Donald Trump has always been a game show kind of guy, so it's maybe not a surprise that his first public rally after his hospitalization for COVID-19 symptoms turned into a game show itself, of sorts.
Do you like prizes, kids? Do like prizes enough to listen to Donald Trump talk? Do you like prizes enough to risk your life during a deadly pandemic to listen to Donald Trump talk? Well then, you are in luck!
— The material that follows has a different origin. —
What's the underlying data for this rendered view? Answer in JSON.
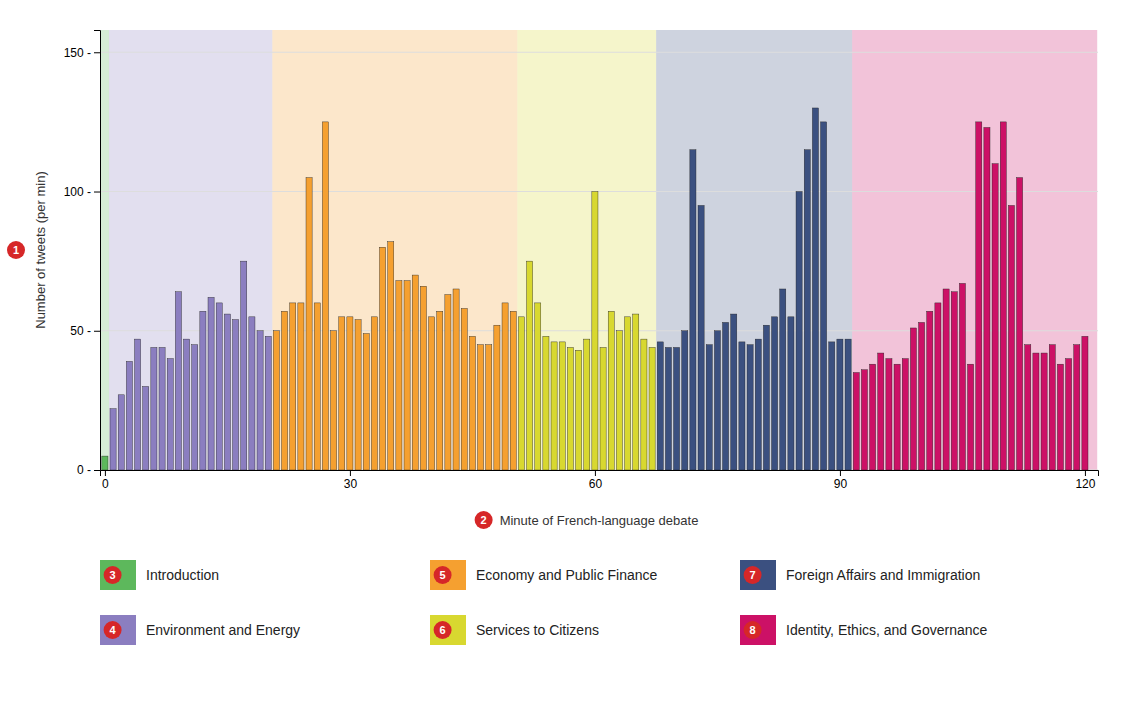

Because conservative weirdo Candace Owens is handing out free travel and lodging to anyone willing to put on an oversized blue T-shirt and risk pandemic death on the White House's South Lawn.
Yeah, that's right. Donald Trump's White House rally on Saturday, the one that was absolutely not a campaign event, the one that featured Trump addressing an adoring teal-shirted and mostly maskless crowd wedged shoulder to shoulder, the scene right out of Evita 2: Mar-a-Lago Boogaloo, the ol' balcony Mussolini routine—an unknown number of those folks were paid to be there. ABC News reports that Owens' fake grassroots "BLEXIT" group offered to cover travel and lodging expenses for a "limited" number of people who showed up and were willing to wear the light blue T-shirts. Owens' group was already organizing a separate fake grassroots Washington, D.C., event on the same day; the White House crowd was gathered from there.
What seems to have happened, reading between the lines, is that Donald Trump was going absolutely stir-crazy and wanted to get back out on the campaign trail, contagious or not contagious, and like the previous "drive once around the hospital while unnecessarily exposing my Secret Service agents to my deadly illness," this was the hurried compromise offered to him by his staff and doctors. Bring an audience to him so that he would stay in the building a few more days rather than taking his coronavirus-infected, pneumonia-having self on a road trip.
Don't worry, though: It wasn’t a campaign event. Just an event specifically for far-right voters, ones specifically gathered to encourage Black Americans to vote for Trump and Trump’s allies, to hear a Donald Trump speech about "law and order," by which he means crushing the Black Lives Matter demands for police reform, with guest expenses paid by one of Trump's more visible and conspiracy-adjacent allies out of whatever slush fund first birthed the idea for their Washington, D.C. rally to begin with—one that Owens explicitly called an "anti-Black Lives Matter event," just in case people weren’t clear about what the agenda was.
Eh. At this point it would be more surprising if some stunt Trump pulled wasn't a fake-ass reality show moment. The South Lawn just recovered from the totally nonpartisan (checks notes) Republican National Convention; now it's going to need repair again. It's you and me that will be paying for those repairs this time, by the way. Because all involved are insistent that this was a presidenting speech, not a campaign speech.
We do, however, have our answer. Yes, there are people willing to risk COVID-19 to see Typhoid Hitler lie to them in person, and especially so if somebody else is paying their bills. Seeing it on television is one thing, but if you go in person you can always hope that the man's spittle will land directly on you, infecting you with Dear Leader's own, um, pandemic superpowers.
Whatever. You do you, Trump supporters. Preferably over there—as far away as possible. The American version of the worldwide pandemic is slowly morphing into a partisan disease, a disease spreading most aggressively among Trump-supporting states and communities while Dear Leader rants about everything being a hoax and ... sigh. Whatever.